彼は、そのパトモス島で見た幻を小アジアの7つの教会に書き送ったとされます。ドミティアヌス皇帝の迫害の末に、「皇帝礼拝」が強制されるようになりました。信仰を純粋に守るために殉教の覚悟が求められるようになった緊迫した状況の中で、信仰者を励まし、この世に迎合することなく、新天新地(新しい天と新しい地)に希望をもって生き抜くように勧めるために書かれたと思われます。
(7)7つの教会に宛てた7つの手紙
先ほど少し述べましたように、1章において、著者が受けた啓示が、イエス・キリストによるものであることが明らかにされますが、2章以下でその啓示の内容が記されていきます。

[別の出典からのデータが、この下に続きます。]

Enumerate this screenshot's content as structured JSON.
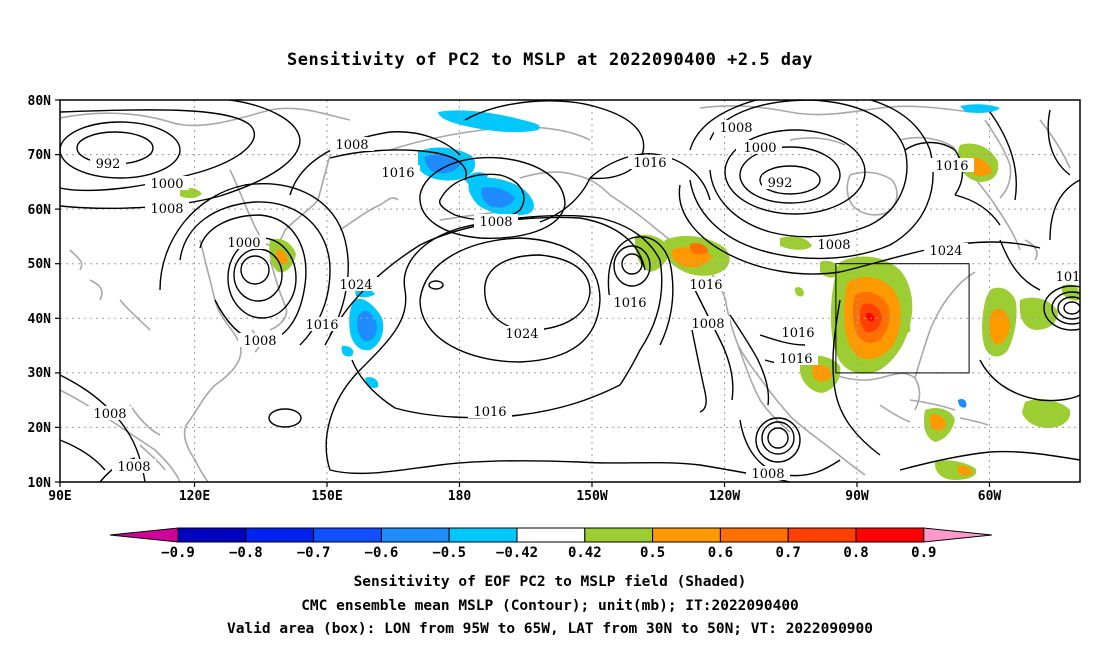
{
  "title": "Sensitivity of PC2 to MSLP at 2022090400 +2.5 day",
  "lat_labels": [
    "80N",
    "70N",
    "60N",
    "50N",
    "40N",
    "30N",
    "20N",
    "10N"
  ],
  "lon_labels": [
    "90E",
    "120E",
    "150E",
    "180",
    "150W",
    "120W",
    "90W",
    "60W"
  ],
  "colorbar": {
    "labels": [
      "-0.9",
      "-0.8",
      "-0.7",
      "-0.6",
      "-0.5",
      "-0.42",
      "0.42",
      "0.5",
      "0.6",
      "0.7",
      "0.8",
      "0.9"
    ],
    "colors": [
      "#d0009a",
      "#0000c0",
      "#0022ee",
      "#1050ff",
      "#1e8cff",
      "#00c8ff",
      "#ffffff",
      "#9ccd32",
      "#ff9900",
      "#ff7000",
      "#ff4000",
      "#ff0000",
      "#ff99cc"
    ]
  },
  "contour_labels": [
    "992",
    "1000",
    "1008",
    "1000",
    "1008",
    "1016",
    "1008",
    "1000",
    "1008",
    "1024",
    "1016",
    "1008",
    "1008",
    "1008",
    "1024",
    "1016",
    "1016",
    "1016",
    "1008",
    "1016",
    "1016",
    "1016",
    "1008",
    "1008",
    "1000",
    "992",
    "1016",
    "1008",
    "1024",
    "101"
  ],
  "valid_box": {
    "lon_min": -95,
    "lon_max": -65,
    "lat_min": 30,
    "lat_max": 50
  },
  "captions": {
    "line1": "Sensitivity of EOF PC2 to MSLP field (Shaded)",
    "line2": "CMC ensemble mean MSLP (Contour); unit(mb); IT:2022090400",
    "line3": "Valid area (box): LON from 95W to 65W, LAT from 30N to 50N; VT: 2022090900"
  }
}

2章から3章にかけては、アジア州にある7つの教会に宛てられた7つの手紙を通して、啓示の内容が示されます。その7つの教会というのは、2章の最初から順に言えば、まずエフェソにある教会、次がスミルナにある教会、そしてペルガモンにある教会、ティアティラにある教会と続きます。3章に入って、サルディスにある教会、次がフィラデルフィアにある教会、そして最後が今日のテキストにしました「ラオディキアにある教会に宛てた手紙」です。7つの手紙には共通する様式があるのですが。特に最後の「耳のある者は、霊が諸教会に告げることを聞くがよい」という結びの言葉は同じ言い方がなされています。
(8)冷たくもなく熱くもないラオディキアの人々
この7つの中で、最も有名で、最も重要なのが、このラオディキアにある教会への手紙であると言ってもよいと思います。15節でこう言われます。

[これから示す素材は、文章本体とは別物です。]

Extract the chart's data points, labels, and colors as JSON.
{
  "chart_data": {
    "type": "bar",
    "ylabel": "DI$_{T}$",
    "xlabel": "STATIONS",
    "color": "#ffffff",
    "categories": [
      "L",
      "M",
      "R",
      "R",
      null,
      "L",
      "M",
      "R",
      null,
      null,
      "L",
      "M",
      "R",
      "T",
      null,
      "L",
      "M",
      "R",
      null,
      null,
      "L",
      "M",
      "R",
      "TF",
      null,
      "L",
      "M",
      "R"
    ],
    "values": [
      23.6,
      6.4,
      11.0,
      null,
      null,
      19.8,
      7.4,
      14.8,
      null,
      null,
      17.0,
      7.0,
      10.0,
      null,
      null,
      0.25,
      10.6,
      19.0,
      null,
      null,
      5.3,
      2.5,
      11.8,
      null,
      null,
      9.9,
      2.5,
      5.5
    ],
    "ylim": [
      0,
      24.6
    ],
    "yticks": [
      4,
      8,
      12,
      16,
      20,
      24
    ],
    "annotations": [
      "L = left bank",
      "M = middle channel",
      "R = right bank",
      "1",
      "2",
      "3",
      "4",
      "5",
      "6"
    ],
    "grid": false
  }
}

「私はあなたの行いを知っている。あなたは、冷たくもなく熱くもない。むしろ、冷たいか熱いかであってほしい。熱くも冷たくもないので、私はあなたを口から吐き出そう。」(黙示録3:15~16)
これを聞くと、多くの人がどきっとするのではないでしょうか。自分の信仰は生ぬるいかと。確かに、この熱いというのを、信仰の熱心さと理解し、冷たいとは信仰のないこと、そしてその中間は生ぬるい信仰、と読むこともできるでしょう。そういう読み方も間違ってはいないでしょう。しかしこういう言葉が続きます。
「あなたは『私は裕福で、満ち足りており、何一つ必要な物はない』と言っているが、自分が惨めな者、哀れな者、貧しい者、目の見えない者、裸の者であることが分かっていない。」(黙示録3:17)

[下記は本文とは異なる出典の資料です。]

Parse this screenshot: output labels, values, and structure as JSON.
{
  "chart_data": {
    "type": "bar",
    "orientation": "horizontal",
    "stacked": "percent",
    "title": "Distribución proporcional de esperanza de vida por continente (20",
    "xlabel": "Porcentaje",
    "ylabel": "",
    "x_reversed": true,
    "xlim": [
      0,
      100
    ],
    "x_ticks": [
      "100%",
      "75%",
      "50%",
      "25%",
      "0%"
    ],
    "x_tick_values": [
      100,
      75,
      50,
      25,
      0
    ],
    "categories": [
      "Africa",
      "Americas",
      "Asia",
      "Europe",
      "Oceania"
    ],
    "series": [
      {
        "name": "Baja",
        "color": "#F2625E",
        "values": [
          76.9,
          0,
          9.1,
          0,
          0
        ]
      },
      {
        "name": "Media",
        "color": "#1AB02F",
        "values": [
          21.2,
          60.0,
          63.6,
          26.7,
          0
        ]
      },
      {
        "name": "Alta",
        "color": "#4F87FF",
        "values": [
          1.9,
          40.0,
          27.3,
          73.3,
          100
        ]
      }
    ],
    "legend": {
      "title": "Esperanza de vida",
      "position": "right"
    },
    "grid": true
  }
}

村上伸牧師は、熱さ、冷たさというのを、信仰の内面的な熱さ、と捉えるよりも、むしろ、この17節と結び付けて読むほうがよいだろうと指摘しています。つまりたとえ本人が信仰に燃えて、いわば満足しているような状態であっても、そして他の人から見て「あの人は熱心ですね」と言われるような状態であったとしても、いわば「思い上がっている」ような信仰の状態もあるのです。
ラオディキアの教会は、経済的には確かに安定していたようです。しかし他者に無関心であったのではないかと思われます。それで、「自分はちゃんとできている。熱い信仰をもっている」と思いこんでしまう。その「思い上がり」から脱して、自分がどういう存在であるかを見詰め直して、他者と共に生きる道を見出していくことが求められると思うのです。そういう読み方のほうがピンとくるような気がします。
(9)ハントの宗教画「世の光」
そしてこう言われます。
「見よ、私は戸口に立って扉を叩いている。もし誰かが、私の声を聞いて扉を開くならば、私は中に入って、その人と共に食事をし、彼もまた私と共に食事をするであろう。」(ヨハネの黙示録3:20)
これも有名な言葉です。これに基づいた有名なハントという人の「世の光」(The Light of the World、1853)という宗教画があります。夜にキリストがランプをもって扉を叩いている絵です。ご覧になったことのある方もあるでしょう。この絵の扉には外ノブがありません。これは心の内側からしかドアが開かないことを象徴しています。そしてキリストが歩いている道は雑草でいっぱいなのですが、それは心の扉がまだ開かれていないことを象徴していると言われます。キリストが手に持っているランプは7面があるのですが、それは黙示録に書かれている7つの教会を意味しています。
(10)復活のキリストは扉を越えて入って来られた
このキリストの姿と対比的なのは、ヨハネ福音書20章19節以下に記されている復活のキリストの姿です。そこでは、弟子たちがユダヤ人たちを恐れて家に鍵をかけて閉じこもっているのですが、どういう形かわかりませんが、その鍵のかかった扉を通り越して、イエス・キリストが中に入って来られるのです。そして弟子たちの真ん中に立って、「平和があるように」と告げられました。
このふたつの情景は一見矛盾するようです。「中から鍵を開けてくれるのを辛抱強く待ってノックをし続ける姿」と「中から鍵をかけているにもかかわらず、ノックもせずに否応なく入ってこられる姿」。しかし私は、これは矛盾するのではないと思います。イエス・キリストは、たとえて言えば、すべての場所、すべての私たちの心のマスターキーを持っておられるような方だと言えるのではないでしょうか。しかしマスターキーを持っているからと言って、むやみやたらに入り込んでよいということにはなりません。マンションの管理人でも、下宿の大家さんでも、マスターキーを持ってはいますが、余程の時でなければ入ってはきませんし、入ってはいけないはずです。緊急事態の時だけです。
私は、あのイエス・キリストの復活後の弟子たちの状況というのは、そうした「余程の時」「緊急事態」であったのだと思うのです。中からしっかり鍵をかけて、誰も入ってこないようにしている。しかしその心の状況をよく知っておられるイエス・キリストが、自分で開けることすらできない、がちがちの弟子たちの気持ちを察して、扉を通り越して入ってこられたのです。
この黙示録の場合には、そういう緊急時ではありませんでした。むしろ悔い改めを促している。だからこそ辛抱強く、扉を叩きながら、外で待たれるのです。
私たちの場合にも、その両方の状態があるでしょう。私たちの心ががちがちに固まってしまって、誰も入れないようにしてしまっている緊急事態のような時もあります。それぞれにふさわしい形で訪ねてくださるイエス様に感謝しつて、今年も歩んでいきたいと思います。